National Socialism likewise predated Hitler. It existed in different forms in many countries.2 The ideological distinctions between Fascism and National Socialism aren't important right now. What is important is that Hitler didn't get the idea for Nazism from Italian Fascism, and at first Mussolini claimed no parentage of Nazism. He even refused to send Hitler an autographed picture of himself when the Nazis requested one from the Italian embassy. Nevertheless, no Nazi ideologue ever seriously claimed that Nazism was an offshoot of Italian Fascism. And during Nazism's early days, Fascist theorists and Nazi theorists often quarreled openly. Indeed, it was Mussolini who threatened a military confrontation with Hitler to save Fascist Austria from a Nazi invasion in 1934.
It's no secret that Mussolini didn't care for Hitler personally. When they met for the first time, Mussolini recounted how "Hitler recited to me from memory his Mein Kampf, that brick I was never able to read." Der Fuhrer, according to Mussolini, "was a gramophone with just seven tunes and once he had finished playing them he started all over again." But their differences were hardly just personal. Italian Fascist ideologues went to great lengths to distance themselves from the Nazi strains of racism and anti-Semitism. Even "extremist ultra-Fascists" such as Roberto Farinacci and Giovanni Preziosi (who was a raving anti-Semite personally and later became a Nazi toady) wrote that Nazism, with its emphasis on parochial and exclusivist racism, "was offensive to the conscience of mankind." In May 1934 Mussolini probably penned — and surely approved — an article in Gerarchia deriding Nazism as "one hundred per cent racism. Against everything and everyone: yesterday against Christian civilization, today against Latin civilization, tomorrow, who knows, against the civilization of the whole world." Indeed, Mussolini doubted that Germans were a single race at all, arguing instead that they were a mongrel blend of six different peoples. (He also argued that up to 7 percent of Bavarians were dim-witted.) In September of that same year, Mussolini was still referring to his "sovereign contempt" for Germany's racist policies. "Thirty centuries of history permit us to regard with supreme pity certain doctrines supported beyond the Alps by the descendents of people who did not know how to write, and could not hand down documents recording their own lives, at a time when Rome had Caesar, Virgil, and Augustus."3 Meanwhile, the Nazi ideologues derided the Italians for practicing "Kosher Fascism."

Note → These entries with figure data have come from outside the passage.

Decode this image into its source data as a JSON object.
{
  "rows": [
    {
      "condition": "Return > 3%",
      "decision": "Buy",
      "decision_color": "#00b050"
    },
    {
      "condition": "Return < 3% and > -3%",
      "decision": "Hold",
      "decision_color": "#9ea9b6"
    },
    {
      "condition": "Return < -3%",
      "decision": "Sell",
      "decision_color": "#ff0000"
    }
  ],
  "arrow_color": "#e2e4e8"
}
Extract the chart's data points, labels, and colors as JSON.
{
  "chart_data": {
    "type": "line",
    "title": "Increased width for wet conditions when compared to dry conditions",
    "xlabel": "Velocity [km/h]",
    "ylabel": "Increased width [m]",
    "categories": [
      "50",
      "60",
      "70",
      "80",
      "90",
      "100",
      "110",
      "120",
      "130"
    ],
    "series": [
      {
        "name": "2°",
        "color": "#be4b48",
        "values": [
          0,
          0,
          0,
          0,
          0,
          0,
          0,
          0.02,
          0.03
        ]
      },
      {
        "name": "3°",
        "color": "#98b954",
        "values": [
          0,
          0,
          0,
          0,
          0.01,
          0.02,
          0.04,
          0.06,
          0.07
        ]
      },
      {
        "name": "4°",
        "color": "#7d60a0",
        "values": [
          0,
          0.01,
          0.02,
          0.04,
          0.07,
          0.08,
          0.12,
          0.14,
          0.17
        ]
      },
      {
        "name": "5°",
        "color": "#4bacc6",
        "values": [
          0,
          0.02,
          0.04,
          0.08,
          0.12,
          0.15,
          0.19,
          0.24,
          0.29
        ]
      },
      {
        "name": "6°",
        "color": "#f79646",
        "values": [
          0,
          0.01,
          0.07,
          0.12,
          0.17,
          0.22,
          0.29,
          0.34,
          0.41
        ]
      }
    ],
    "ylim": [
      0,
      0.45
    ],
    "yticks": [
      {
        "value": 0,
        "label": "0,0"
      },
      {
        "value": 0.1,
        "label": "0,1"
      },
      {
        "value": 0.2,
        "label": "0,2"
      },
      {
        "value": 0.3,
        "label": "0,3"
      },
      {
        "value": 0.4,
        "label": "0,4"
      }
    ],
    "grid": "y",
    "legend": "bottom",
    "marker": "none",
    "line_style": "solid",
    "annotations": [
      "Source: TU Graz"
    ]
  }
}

What Hitler got from Italian Fascism — and, as indicated above, from the French and Russian revolutions — was the importance of having an idea that would arouse the masses. The particular content of the idea was decidedly secondary. The ultimate utility of ideas is not their intrinsic truth but the extent to which they make a desired action possible — in Hitler's case the destruction of your enemies, the attainment of glory, and the triumph of your race. This is important to keep in mind because Hitler's ideological coherence left a great deal to be desired. His opportunism, pragmatism, and megalomania often overpowered any desire on his part to formulate a fixed ideological approach.